A Internet é a nova rua

O esforço conjugado das autoridades, docentes e alunos para manter um sistema de aprendizagem com as escolas encerradas, tem chocado com a ausência de acesso a computadores e a redes de qualidade.

Não aconteceu de repente. A Internet já era uma “rua” por onde circulavam informação, serviços, dinheiro, lazer, conexões pessoais e profissionais e soluções colaborativas em múltiplos domínios. Com o confinamento imposto pelas normas para fazer face à pandemia, para uma grande percentagem das pessoas deixou de ser uma rua, para passar a ser a rua.

O teletrabalho, o ensino à distância, as plataformas de encomendas com entrega rápida, o uso partilhado de meios de deslocação, os serviços públicos online, o trabalho colaborativo e as cadeias virtuais de produção são apenas alguns dos múltiplos exemplos do que já fazíamos na rua, em casa, no escritório, no laboratório ou na fábrica, com recursos às redes de comunicação e transmissão de dados.

Entre 2005 e 2011, com particular ênfase nos primeiros 4 anos, dado o tsunami financeiro que se abateu sobre os últimos dois, Portugal foi pioneiro na aplicação de uma estratégia de cooperação pública e privada para preparar o País para a nova era tecnológica.

A resiliência do País à crise, a apetência externa por jovens trabalhadores portugueses durante o ciclo de austeridade e empobrecimento que se seguiu, o reconhecimento de Portugal como uma plataforma para o empreendedorismo, a atração sistemática de empresas com necessidade de trabalhadores qualificados no domínio das tecnologias da informação e o elevado desempenho relativo em termos da disponibilidade de serviços públicos online, são alguns dos frutos de uma agenda pública e privada para melhorar o potencial de conhecimento, tecnologia e inovação, que se designou por Plano Tecnológico e que agregou mais de 100 medidas concretas.

Passou uma década. Antes da pandemia alertei várias vezes para a necessidade de Portugal relançar de novo uma agenda transversal de capacitação digital, procedendo à atualização das tecnologias, das ofertas e da literacia dos cidadãos, fazendo um esforço redobrado para diminuir a dupla exclusão que sofrem todos os que por razões económicas, técnicas ou de competências não tem acesso ao que lhe pode ser proporcionado através de uma internet de qualidade. Com a pandemia e o confinamento profilático de milhões de portugueses, aquilo que era uma medida necessária tornou-se uma prioridade absoluta.

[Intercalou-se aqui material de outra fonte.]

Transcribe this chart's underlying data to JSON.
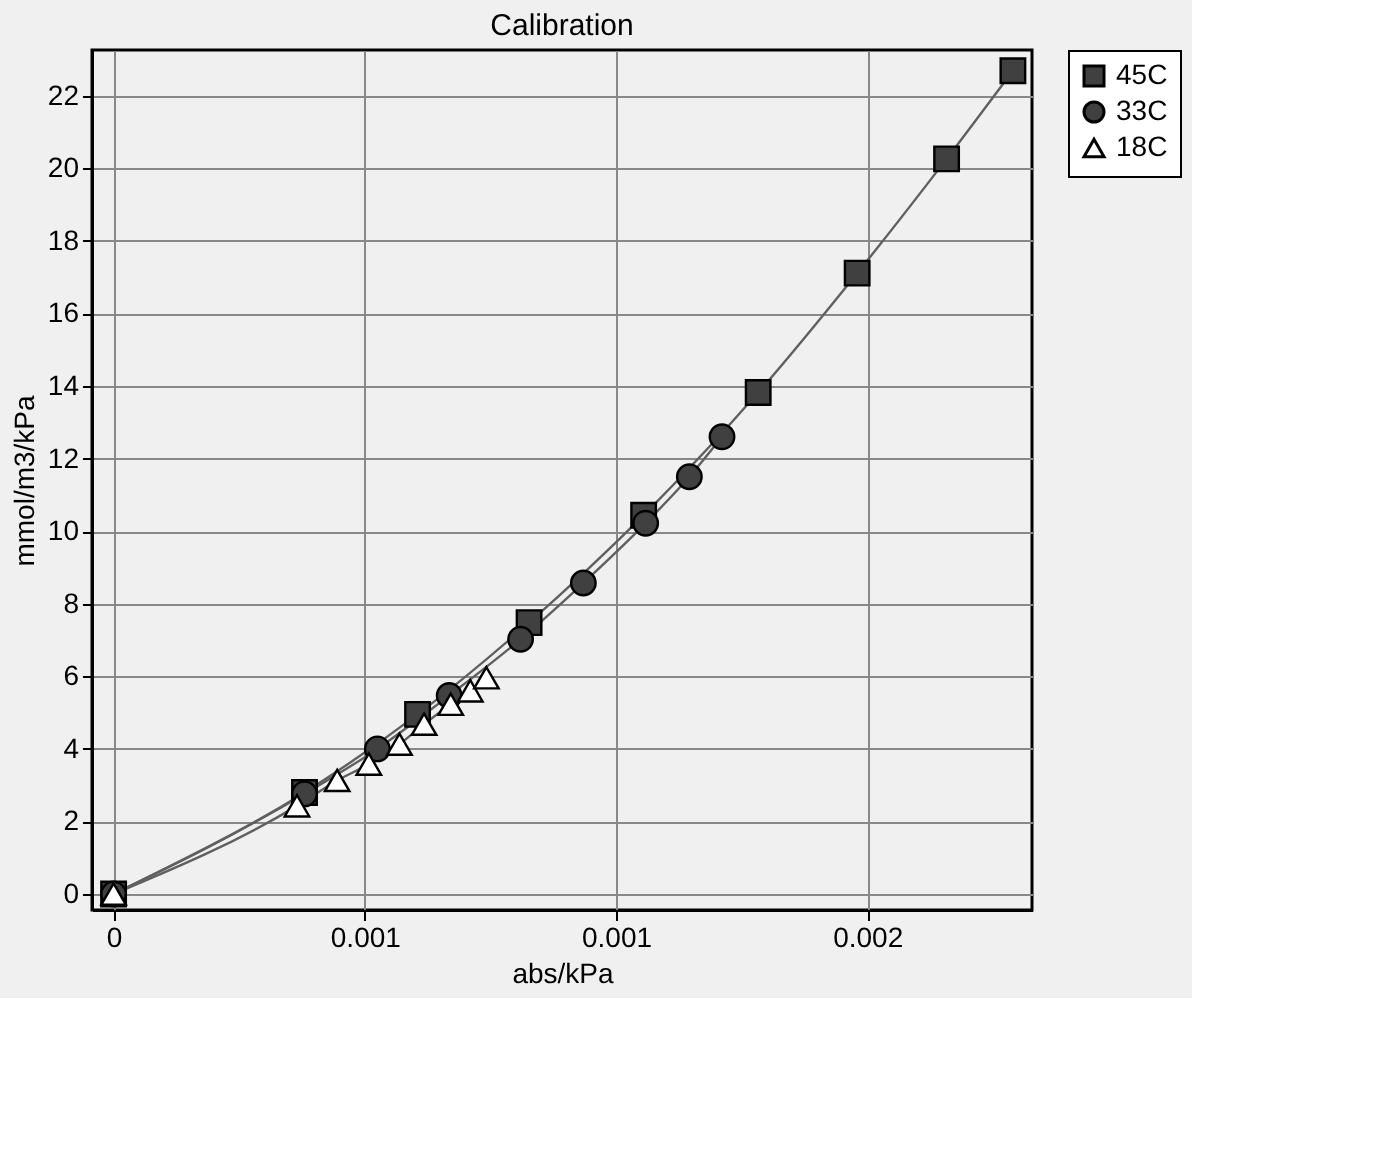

O esforço conjugado das autoridades, dos docentes e dos alunos para manter um sistema de aprendizagem com as escolas encerradas, tem chocado com a ausência de acesso a computadores e a redes de qualidade por muitos docentes e discentes. Alguns serviços públicos passaram a estar disponíveis apenas online. O acesso seguro a muitos bens de primeira necessidade, sobretudo para os grupos de maior risco, ganhar em ser feito por encomendas à distância. A saúde psicológica em confinamento é protegida com a multiplicação de contactos virtuais com quem mais gostamos ou com quem nos pode ajudar. A possibilidade de contactar virtualmente com grupos de risco, suspeitos ou infetados também facilita a monitorização da crise pelas equipas especializadas.

Os exemplos que enumerei são apenas alguns dos muitos que justificam que numa segunda vaga do pacote de emergência, Portugal e a União Europeia se empenhem no lançamento de um plano ambicioso de generalização do acesso a computadores e a internet de alta qualidade para todos os cidadãos e em todos os territórios.

A iniciativa WIFI4EU, um exemplo piloto que visa levar a internet gratuita de alta qualidade aos espaços públicos de toda a União tem enfrentado algumas barreiras burocráticas, mas pode ser facilmente escalado e enriquecido com um sistema de autenticação única para acesso a conteúdos de interesse geral.

Em Portugal é preciso conjugar recursos públicos e também a colaboração dos produtores de equipamentos, das entidades formadoras e das operadoras, para avançar com uma agenda de capacitação urgente de toda a população para as oportunidades tecnológicas que podem ajudar a responder melhor à pandemia e ao mesmo tempo preparar o País para o relançamento económico e social que se seguirá.

A Internet é a nova rua. Esperemos que em breve passe a ser de novo apenas mais uma rua, mas mesmo que seja apenas mais uma, deve ser uma rua pública e onde todos possam circular. Sem estigma tecnológico. Sem exclusão social e económica. Para o bem comum.